I went grocery shopping today. I typically drive about 30 minutes to a neighboring town and go to the same three stores for groceries.  Costco, Mom’s Organic Market, and The Common Market (another health food store).  I go to these three stores because I know that I will find exactly what I am looking for there.  Granted, the health food stores are by far more expensive than if I shopped at Wal-Mart, but they have what I need, what I am looking for.

Sometimes I think people get a wrong impression of the Christian life.  It seems like we can sometimes get stuck in the “green pastures and still waters” perspective and believe that’s what becoming a Christian feels like all the time.  I think becoming and living as a Christian is more on the edge than behind the hedge, at least an authentic one.

What does it require to live an authentic Christian life?  Risk!  Lots of it.  One of the risks we are asked to take centers on giving up what consumes me that doesn’t come from God.  Worry.  Fear.  Doubt. Self-sufficiency.  Sometimes these can be very hard to let go of because they are so familiar to us.  Familiar is comfortable, even if it’s something we know isn’t good for us, it’s better than letting go and diving into the unknown.

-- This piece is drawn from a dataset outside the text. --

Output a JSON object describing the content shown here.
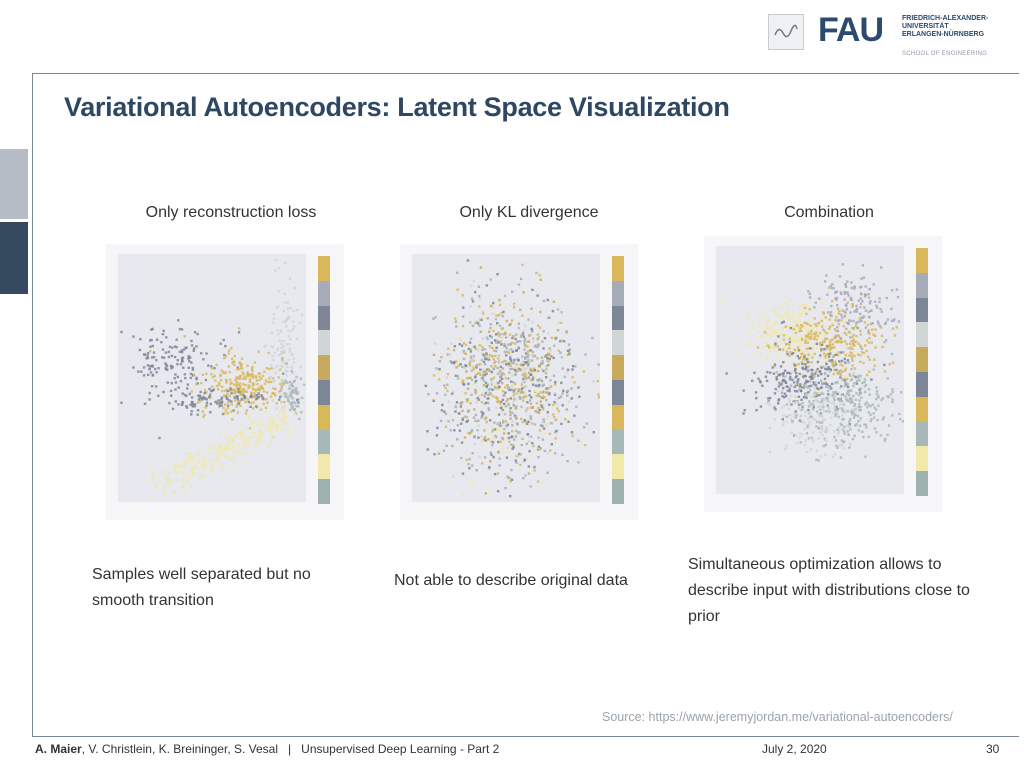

Following God isn’t cheap–It’s the most expensive thing you can do.   We can feel like we are pretty well off, that we live a pretty good life and have a pretty good outlook on things.  But God lays it out for us in Revelation when He tells us that, though we think we are rich, we are really poor, though we believe we live a good life, our righteousness is dirty rags, and our intelligence that gives us vision, is really blindness.  So then God says, “It’s OK, though.  I have eye salve that will heal your vision, white garments you can wear, and my blessings to give you as riches.”  It takes a lot of risk to believe that.  It takes even more risk to act on it.  And the greatest risk to give up all the “fool’s gold” in our lives that we so desperately cling to, and trade it in for what makes us truly rich: a one-on-one connection and relationship with Jesus.  And that’s only the first risk in living an authentic Christian life.  Tomorrow, we’ll talk about Risk #2: The truth that sets you free.

Solomon said, “Trust in the Lord with all thine heart; and lean not unto thine own understanding. In all thy ways acknowledge Him, and He shall direct thy paths” (Proverbs 3:5,6, KJV).  Notice what this says, “WE trust in the Lord, and then HE directs our paths.  Risk is the only way to truly know God.  Unless you risk trusting Him, He is not real to you.